Negli anni 80 e 90 il calcio italiano arrivò ad un passo dal poter
essere considerato il più forte del mondo. Di sicuro, il campionato italiano si
meritava l’appellativo di più bello in assoluto, gli assi stranieri facevano la
fila per venire a giocare in Italia, i club italiani dominavano in Europa e nel
mondo ottenendo vittorie in serie. Nel 1990 all’ultima riunione del board dell’UEFA prima
del mondiale italiano, Antonio Matarrese fu accolto da un
applauso scrosciante, poiché le tre competizioni continentali – Coppa
Campioni, Coppa Coppe e Coppa UEFA – si
erano concluse con altrettanti successi di nostre squadre, rispettivamente Milan, Napoli e Juventus,
che aveva prevalso tra l’altro su un’altra italiana, la Fiorentina.

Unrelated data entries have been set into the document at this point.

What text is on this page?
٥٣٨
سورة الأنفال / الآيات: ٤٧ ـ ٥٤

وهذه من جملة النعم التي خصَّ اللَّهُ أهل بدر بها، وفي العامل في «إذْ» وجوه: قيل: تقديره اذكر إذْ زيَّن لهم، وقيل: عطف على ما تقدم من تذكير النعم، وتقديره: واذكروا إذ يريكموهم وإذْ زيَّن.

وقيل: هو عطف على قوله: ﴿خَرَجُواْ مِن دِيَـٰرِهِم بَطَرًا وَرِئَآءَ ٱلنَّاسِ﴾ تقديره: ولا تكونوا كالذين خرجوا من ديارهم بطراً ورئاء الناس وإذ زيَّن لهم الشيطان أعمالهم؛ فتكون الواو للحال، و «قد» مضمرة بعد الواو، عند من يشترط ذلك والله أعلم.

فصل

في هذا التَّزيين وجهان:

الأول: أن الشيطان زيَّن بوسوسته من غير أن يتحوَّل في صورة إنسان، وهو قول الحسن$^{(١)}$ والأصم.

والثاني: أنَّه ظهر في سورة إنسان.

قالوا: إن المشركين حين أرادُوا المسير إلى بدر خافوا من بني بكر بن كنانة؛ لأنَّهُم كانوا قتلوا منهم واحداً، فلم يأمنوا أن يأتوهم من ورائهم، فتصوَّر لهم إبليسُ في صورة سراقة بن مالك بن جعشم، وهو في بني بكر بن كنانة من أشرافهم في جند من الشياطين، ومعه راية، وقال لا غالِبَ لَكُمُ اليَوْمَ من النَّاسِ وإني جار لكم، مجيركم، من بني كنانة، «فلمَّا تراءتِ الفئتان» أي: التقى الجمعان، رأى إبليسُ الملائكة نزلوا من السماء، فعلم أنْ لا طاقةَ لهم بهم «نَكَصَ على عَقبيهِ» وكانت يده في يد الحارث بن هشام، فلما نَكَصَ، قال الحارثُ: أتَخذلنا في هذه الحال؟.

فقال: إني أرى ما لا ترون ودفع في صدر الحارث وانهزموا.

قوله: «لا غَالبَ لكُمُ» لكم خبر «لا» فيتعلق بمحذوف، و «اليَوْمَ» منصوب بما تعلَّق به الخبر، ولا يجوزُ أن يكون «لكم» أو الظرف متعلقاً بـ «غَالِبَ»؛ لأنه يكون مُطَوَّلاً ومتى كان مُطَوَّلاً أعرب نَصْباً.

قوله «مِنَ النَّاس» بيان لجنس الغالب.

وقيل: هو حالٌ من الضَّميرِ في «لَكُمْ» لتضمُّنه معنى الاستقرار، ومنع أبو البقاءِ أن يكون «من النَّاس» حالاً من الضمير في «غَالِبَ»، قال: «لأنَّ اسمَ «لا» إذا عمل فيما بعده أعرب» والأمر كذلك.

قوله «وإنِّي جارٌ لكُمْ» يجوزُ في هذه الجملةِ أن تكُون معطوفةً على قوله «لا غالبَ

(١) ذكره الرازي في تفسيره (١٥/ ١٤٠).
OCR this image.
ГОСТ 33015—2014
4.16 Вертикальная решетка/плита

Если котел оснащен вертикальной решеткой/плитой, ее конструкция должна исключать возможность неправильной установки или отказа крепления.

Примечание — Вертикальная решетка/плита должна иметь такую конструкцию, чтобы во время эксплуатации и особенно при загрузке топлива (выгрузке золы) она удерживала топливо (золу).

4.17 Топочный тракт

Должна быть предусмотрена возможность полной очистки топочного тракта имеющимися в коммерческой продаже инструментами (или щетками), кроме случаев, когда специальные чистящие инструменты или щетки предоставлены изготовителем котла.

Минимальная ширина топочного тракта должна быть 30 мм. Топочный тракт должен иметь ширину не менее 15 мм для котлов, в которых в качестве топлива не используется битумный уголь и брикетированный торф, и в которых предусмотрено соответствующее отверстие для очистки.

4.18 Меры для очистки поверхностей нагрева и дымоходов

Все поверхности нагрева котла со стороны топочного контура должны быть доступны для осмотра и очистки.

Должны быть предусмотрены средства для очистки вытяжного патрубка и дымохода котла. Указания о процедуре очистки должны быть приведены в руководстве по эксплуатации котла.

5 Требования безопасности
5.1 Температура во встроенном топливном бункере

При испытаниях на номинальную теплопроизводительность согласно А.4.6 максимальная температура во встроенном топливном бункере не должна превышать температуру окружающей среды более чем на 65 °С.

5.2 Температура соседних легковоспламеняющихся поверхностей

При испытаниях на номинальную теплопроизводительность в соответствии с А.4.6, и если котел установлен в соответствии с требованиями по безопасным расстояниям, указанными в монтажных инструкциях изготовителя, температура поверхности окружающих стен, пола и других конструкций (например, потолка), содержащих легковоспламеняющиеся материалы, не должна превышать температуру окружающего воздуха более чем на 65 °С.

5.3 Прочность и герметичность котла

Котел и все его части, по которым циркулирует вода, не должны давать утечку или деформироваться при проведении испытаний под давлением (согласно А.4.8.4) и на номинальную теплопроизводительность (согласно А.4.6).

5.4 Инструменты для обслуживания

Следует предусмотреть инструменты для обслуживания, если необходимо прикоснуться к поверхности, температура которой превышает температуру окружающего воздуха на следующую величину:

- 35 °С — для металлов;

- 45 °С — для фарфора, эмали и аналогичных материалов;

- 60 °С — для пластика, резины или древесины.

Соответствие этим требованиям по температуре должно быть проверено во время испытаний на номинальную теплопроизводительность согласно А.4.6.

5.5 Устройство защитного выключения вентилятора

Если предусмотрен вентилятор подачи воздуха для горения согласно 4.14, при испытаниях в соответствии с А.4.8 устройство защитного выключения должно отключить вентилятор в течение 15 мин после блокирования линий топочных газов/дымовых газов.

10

Cesare Maldini con Enzo Bearzot a Spagna 82 |
Nel decennio successivo, la musica – almeno a livello di club –
sarebbe cambiata poco. Fu un’Età dell’Oro per l’Italia del calcio, di cui però
negli Albi d’Oro delle competizioni per rappresentative nazionali rimane poco o
nulla. Tra la vittoria mondiale dell’82 e quella del 2006, la Nazionale azzurra
conquistò soltanto una finale europea, nel 2000. Per il resto, golden
gol e calci di rigore fecero sì che se non mancò il valore mancò di
sicuro la fortuna.
Tre mondiali consecutivi, 90, 94 e 98, conclusi dal dischetto (con una
sola sconfitta nei tempi regolamentari, contro l’Eire a New York), un altro
negli ottavi (in Corea, arbitro l’ineffabile Moreno) a causa della morte
improvvisa, la stessa che nel 2000 beffò a Rotterdam i ragazzi di Zoff al
cospetto di Trezeguet & soci. Due volte non qualificata agli Europei
(Francia e Svezia), una volta fuori nel girone dei quarti (Inghilterra), una
volta sola in semifinale (Germania). Troppo poco. Due generazioni di campioni
in azzurro rimaste a bocca asciutta, almeno fino a Berlino 2006.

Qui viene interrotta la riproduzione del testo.